Chloe takes another step. “You know, if this was really about valedictorian, there were easier ways. You could’ve had your dad kick me out, even. But that wouldn’t have gotten you what you really wanted, would it?”
Shara tries to pull off an eye roll, but behind her back, she’s fumbling for the railing with one hand. “I don’t know what you’re talking about.”
Something hot curls around Chloe’s heart, but the words feel featherlight, cool, a soft breeze on sweat.
“You wanted to know I was looking at you,” she says. She’s almost close enough to touch her. “You liked it, didn’t you? You liked knowing I was thinking about you all the time.”
“I told you. I thought it was funny.”
“Maybe that’s what you told yourself,” Chloe says. “But deep down, somewhere under all this bullshit, you kissed me because you wanted to.”
“That’s not true,” Shara insists. “It didn’t mean anything.”
When Chloe leans in, she sees it: Shara’s gaze flickering to her lips.
“Then why do you want me to kiss you right now?”
“I don’t.”
“Okay,” Chloe says. “Then I won’t.”
She begins to turn away, but there’s that familiar feeling: Shara’s hand closing around her arm, pulling her in. Shara’s eyes are wide and green and furious, and a helpless, strangled sound crashes into the back of her bared teeth.
When she kisses Chloe this time, Chloe’s ready.
She knows exactly what she’s doing when she twists her fingers into the loose wisps of hair at the nape of Shara’s neck and kisses her back, hard. Her other hand grips the tulle where it fans out from Shara’s waist and holds Shara’s body up against hers like see, we’re a match, and it works—Shara sighs and lets go of the rail to slide her palm over Chloe’s cheek. The skin is cool from the metal; Chloe suppresses a shiver.
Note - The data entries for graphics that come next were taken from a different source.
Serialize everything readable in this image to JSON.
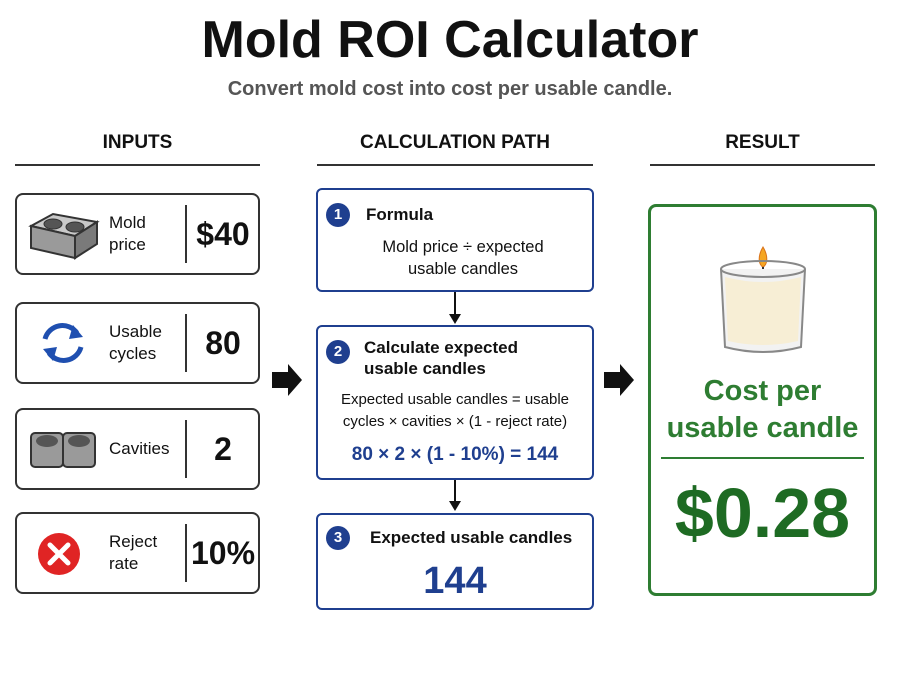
{
  "header": {
    "title": "Mold ROI Calculator",
    "subtitle": "Convert mold cost into cost per usable candle."
  },
  "inputs": {
    "heading": "INPUTS",
    "items": [
      {
        "label": "Mold price",
        "value": "$40"
      },
      {
        "label": "Usable cycles",
        "value": "80"
      },
      {
        "label": "Cavities",
        "value": "2"
      },
      {
        "label": "Reject rate",
        "value": "10%"
      }
    ]
  },
  "calculation": {
    "heading": "CALCULATION PATH",
    "steps": [
      {
        "number": "1",
        "title": "Formula",
        "text": "Mold price ÷ expected usable candles"
      },
      {
        "number": "2",
        "title": "Calculate expected usable candles",
        "text": "Expected usable candles = usable cycles × cavities × (1 - reject rate)",
        "equation": "80 × 2 × (1 - 10%) = 144"
      },
      {
        "number": "3",
        "title": "Expected usable candles",
        "result": "144"
      }
    ]
  },
  "result": {
    "heading": "RESULT",
    "label": "Cost per usable candle",
    "value": "$0.28"
  }
}
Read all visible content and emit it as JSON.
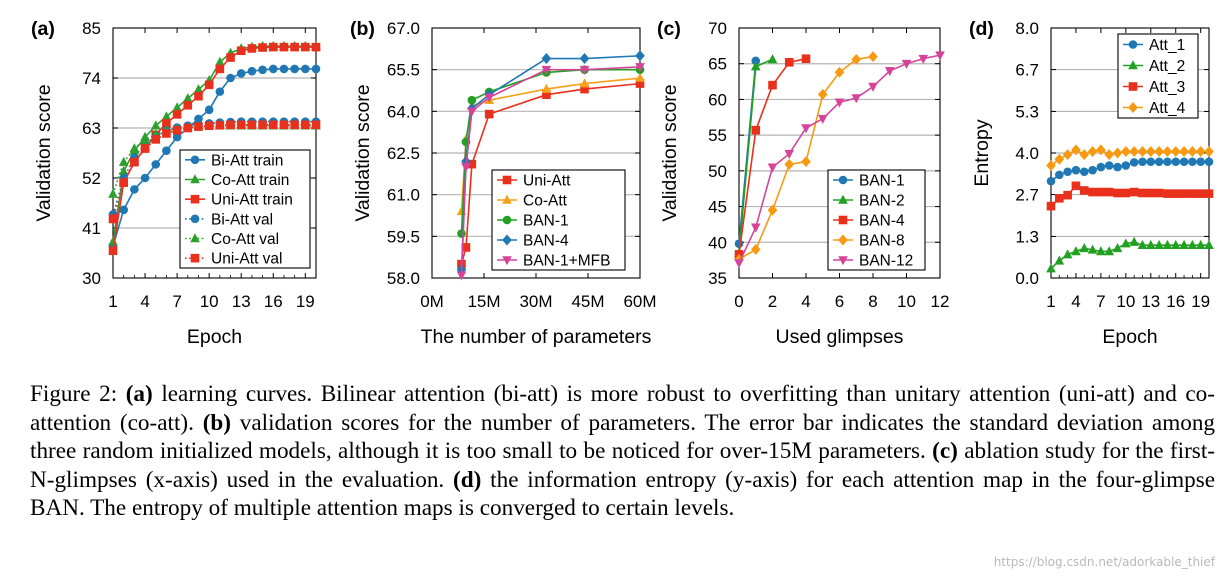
{
  "chart_data": [
    {
      "id": "a",
      "type": "line",
      "panel_label": "(a)",
      "xlabel": "Epoch",
      "ylabel": "Validation score",
      "xlim": [
        1,
        20
      ],
      "ylim": [
        30,
        85
      ],
      "xticks": [
        1,
        4,
        7,
        10,
        13,
        16,
        19
      ],
      "xtick_labels": [
        "1",
        "4",
        "7",
        "10",
        "13",
        "16",
        "19"
      ],
      "yticks": [
        30,
        41,
        52,
        63,
        74,
        85
      ],
      "ytick_labels": [
        "30",
        "41",
        "52",
        "63",
        "74",
        "85"
      ],
      "legend_position": "bottom-right",
      "x": [
        1,
        2,
        3,
        4,
        5,
        6,
        7,
        8,
        9,
        10,
        11,
        12,
        13,
        14,
        15,
        16,
        17,
        18,
        19,
        20
      ],
      "series": [
        {
          "name": "Bi-Att train",
          "color": "#1f77b4",
          "marker": "circle",
          "style": "solid",
          "values": [
            37,
            45,
            49.5,
            52,
            55,
            58,
            61,
            63,
            65,
            67,
            71,
            74,
            75,
            75.5,
            75.8,
            76,
            76,
            76,
            76,
            76
          ]
        },
        {
          "name": "Co-Att train",
          "color": "#2ca02c",
          "marker": "triangle",
          "style": "solid",
          "values": [
            38,
            53.5,
            58,
            61,
            63.5,
            65.5,
            67.5,
            69.5,
            71.5,
            73.5,
            77.5,
            79.5,
            80.5,
            80.8,
            81,
            81,
            81,
            81,
            81,
            81
          ]
        },
        {
          "name": "Uni-Att train",
          "color": "#e8301c",
          "marker": "square",
          "style": "solid",
          "values": [
            36,
            51,
            55.5,
            58.5,
            61.5,
            64,
            66,
            68,
            70,
            72.5,
            76,
            78.5,
            80,
            80.5,
            80.7,
            80.8,
            80.8,
            80.8,
            80.8,
            80.8
          ]
        },
        {
          "name": "Bi-Att val",
          "color": "#1f77b4",
          "marker": "circle",
          "style": "dotted",
          "values": [
            44,
            52,
            56.5,
            59.5,
            61.2,
            62.4,
            63.1,
            63.5,
            63.8,
            64,
            64.2,
            64.3,
            64.4,
            64.4,
            64.4,
            64.4,
            64.4,
            64.4,
            64.4,
            64.4
          ]
        },
        {
          "name": "Co-Att val",
          "color": "#2ca02c",
          "marker": "triangle",
          "style": "dotted",
          "values": [
            48.5,
            55.5,
            58.5,
            60.4,
            61.6,
            62.4,
            62.8,
            63.1,
            63.3,
            63.4,
            63.5,
            63.5,
            63.5,
            63.5,
            63.5,
            63.5,
            63.5,
            63.5,
            63.5,
            63.5
          ]
        },
        {
          "name": "Uni-Att val",
          "color": "#e8301c",
          "marker": "square",
          "style": "dotted",
          "values": [
            43,
            51,
            55.5,
            58.5,
            60.5,
            61.8,
            62.5,
            63,
            63.3,
            63.5,
            63.6,
            63.7,
            63.7,
            63.7,
            63.7,
            63.7,
            63.7,
            63.7,
            63.7,
            63.7
          ]
        }
      ]
    },
    {
      "id": "b",
      "type": "line",
      "panel_label": "(b)",
      "xlabel": "The number of parameters",
      "ylabel": "Validation score",
      "xlim": [
        0,
        60
      ],
      "ylim": [
        58,
        67
      ],
      "xticks": [
        0,
        15,
        30,
        45,
        60
      ],
      "xtick_labels": [
        "0M",
        "15M",
        "30M",
        "45M",
        "60M"
      ],
      "yticks": [
        58,
        59.5,
        61,
        62.5,
        64,
        65.5,
        67
      ],
      "ytick_labels": [
        "58.0",
        "59.5",
        "61.0",
        "62.5",
        "64.0",
        "65.5",
        "67.0"
      ],
      "legend_position": "bottom-right",
      "series": [
        {
          "name": "Uni-Att",
          "color": "#e8301c",
          "marker": "square",
          "x": [
            8.5,
            9.8,
            11.5,
            16.5,
            33,
            44,
            60
          ],
          "values": [
            58.5,
            59.1,
            62.1,
            63.9,
            64.6,
            64.8,
            65.0
          ]
        },
        {
          "name": "Co-Att",
          "color": "#f7a11a",
          "marker": "triangle",
          "x": [
            8.5,
            9.8,
            11.5,
            16.5,
            33,
            44,
            60
          ],
          "values": [
            60.4,
            63.0,
            64.2,
            64.4,
            64.8,
            65.0,
            65.2
          ]
        },
        {
          "name": "BAN-1",
          "color": "#22a022",
          "marker": "circle",
          "x": [
            8.5,
            9.8,
            11.5,
            16.5,
            33,
            44,
            60
          ],
          "values": [
            59.6,
            62.9,
            64.4,
            64.7,
            65.4,
            65.5,
            65.5
          ]
        },
        {
          "name": "BAN-4",
          "color": "#1f77b4",
          "marker": "diamond",
          "x": [
            8.5,
            9.8,
            11.5,
            16.5,
            33,
            44,
            60
          ],
          "values": [
            58.3,
            62.2,
            64.1,
            64.6,
            65.9,
            65.9,
            66.0
          ]
        },
        {
          "name": "BAN-1+MFB",
          "color": "#d6449a",
          "marker": "triangle-down",
          "x": [
            8.5,
            9.8,
            11.5,
            16.5,
            33,
            44,
            60
          ],
          "values": [
            58.1,
            62.0,
            64.0,
            64.5,
            65.5,
            65.5,
            65.6
          ]
        }
      ]
    },
    {
      "id": "c",
      "type": "line",
      "panel_label": "(c)",
      "xlabel": "Used glimpses",
      "ylabel": "Validation score",
      "xlim": [
        0,
        12
      ],
      "ylim": [
        35,
        70
      ],
      "xticks": [
        0,
        2,
        4,
        6,
        8,
        10,
        12
      ],
      "xtick_labels": [
        "0",
        "2",
        "4",
        "6",
        "8",
        "10",
        "12"
      ],
      "yticks": [
        35,
        40,
        45,
        50,
        55,
        60,
        65,
        70
      ],
      "ytick_labels": [
        "35",
        "40",
        "45",
        "50",
        "55",
        "60",
        "65",
        "70"
      ],
      "legend_position": "bottom-right",
      "series": [
        {
          "name": "BAN-1",
          "color": "#1f77b4",
          "marker": "circle",
          "x": [
            0,
            1
          ],
          "values": [
            39.8,
            65.4
          ]
        },
        {
          "name": "BAN-2",
          "color": "#22a022",
          "marker": "triangle",
          "x": [
            0,
            1,
            2
          ],
          "values": [
            38.5,
            64.6,
            65.6
          ]
        },
        {
          "name": "BAN-4",
          "color": "#e8301c",
          "marker": "square",
          "x": [
            0,
            1,
            2,
            3,
            4
          ],
          "values": [
            38.3,
            55.7,
            62.0,
            65.2,
            65.7
          ]
        },
        {
          "name": "BAN-8",
          "color": "#f79a12",
          "marker": "diamond",
          "x": [
            0,
            1,
            2,
            3,
            4,
            5,
            6,
            7,
            8
          ],
          "values": [
            37.6,
            39.0,
            44.5,
            50.9,
            51.3,
            60.7,
            63.8,
            65.6,
            66.0
          ]
        },
        {
          "name": "BAN-12",
          "color": "#d6449a",
          "marker": "triangle-down",
          "x": [
            0,
            1,
            2,
            3,
            4,
            5,
            6,
            7,
            8,
            9,
            10,
            11,
            12
          ],
          "values": [
            37.1,
            42.1,
            50.5,
            52.4,
            56.0,
            57.3,
            59.6,
            60.2,
            61.8,
            64.0,
            65.0,
            65.7,
            66.2
          ]
        }
      ]
    },
    {
      "id": "d",
      "type": "line",
      "panel_label": "(d)",
      "xlabel": "Epoch",
      "ylabel": "Entropy",
      "xlim": [
        1,
        20
      ],
      "ylim": [
        0,
        8
      ],
      "xticks": [
        1,
        4,
        7,
        10,
        13,
        16,
        19
      ],
      "xtick_labels": [
        "1",
        "4",
        "7",
        "10",
        "13",
        "16",
        "19"
      ],
      "yticks": [
        0,
        1.33,
        2.67,
        4,
        5.33,
        6.67,
        8
      ],
      "ytick_labels": [
        "0.0",
        "1.3",
        "2.7",
        "4.0",
        "5.3",
        "6.7",
        "8.0"
      ],
      "legend_position": "top-right",
      "x": [
        1,
        2,
        3,
        4,
        5,
        6,
        7,
        8,
        9,
        10,
        11,
        12,
        13,
        14,
        15,
        16,
        17,
        18,
        19,
        20
      ],
      "series": [
        {
          "name": "Att_1",
          "color": "#1f77b4",
          "marker": "circle",
          "values": [
            3.1,
            3.3,
            3.4,
            3.45,
            3.4,
            3.45,
            3.55,
            3.6,
            3.55,
            3.6,
            3.7,
            3.72,
            3.72,
            3.72,
            3.72,
            3.72,
            3.72,
            3.72,
            3.72,
            3.72
          ]
        },
        {
          "name": "Att_2",
          "color": "#22a022",
          "marker": "triangle",
          "values": [
            0.3,
            0.55,
            0.75,
            0.85,
            0.95,
            0.9,
            0.85,
            0.85,
            0.95,
            1.1,
            1.15,
            1.05,
            1.05,
            1.05,
            1.05,
            1.05,
            1.05,
            1.05,
            1.05,
            1.05
          ]
        },
        {
          "name": "Att_3",
          "color": "#e8301c",
          "marker": "square",
          "values": [
            2.3,
            2.55,
            2.65,
            2.95,
            2.8,
            2.75,
            2.75,
            2.75,
            2.72,
            2.72,
            2.75,
            2.72,
            2.72,
            2.72,
            2.7,
            2.7,
            2.7,
            2.7,
            2.7,
            2.7
          ]
        },
        {
          "name": "Att_4",
          "color": "#f79a12",
          "marker": "diamond",
          "values": [
            3.6,
            3.8,
            3.95,
            4.1,
            3.95,
            4.05,
            4.1,
            3.95,
            4.0,
            4.05,
            4.05,
            4.05,
            4.05,
            4.05,
            4.05,
            4.05,
            4.05,
            4.05,
            4.05,
            4.05
          ]
        }
      ]
    }
  ],
  "caption": {
    "fig_label": "Figure 2:",
    "a_label": "(a)",
    "a_text": "learning curves. Bilinear attention (bi-att) is more robust to overfitting than unitary attention (uni-att) and co-attention (co-att).",
    "b_label": "(b)",
    "b_text": "validation scores for the number of parameters. The error bar indicates the standard deviation among three random initialized models, although it is too small to be noticed for over-15M parameters.",
    "c_label": "(c)",
    "c_text": "ablation study for the first-N-glimpses (x-axis) used in the evaluation.",
    "d_label": "(d)",
    "d_text": "the information entropy (y-axis) for each attention map in the four-glimpse BAN. The entropy of multiple attention maps is converged to certain levels."
  },
  "watermark": "https://blog.csdn.net/adorkable_thief"
}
She doesn’t give herself time to think about the way Shara’s thumb brushes over her cheekbone or the way Shara’s lips feel against hers. Instead, she breaks off, abrupt enough that Shara’s left blinking and dazed, and God, finally Chloe isn’t the one doing the embarrassing leaning. She’s getting embarrassingly leaned at. Amazing. Top five Chloe moment.
“Told you,” Chloe says.
And with one solid shove, she pushes Shara—prom dress and all—over the railing and into Lake Martin.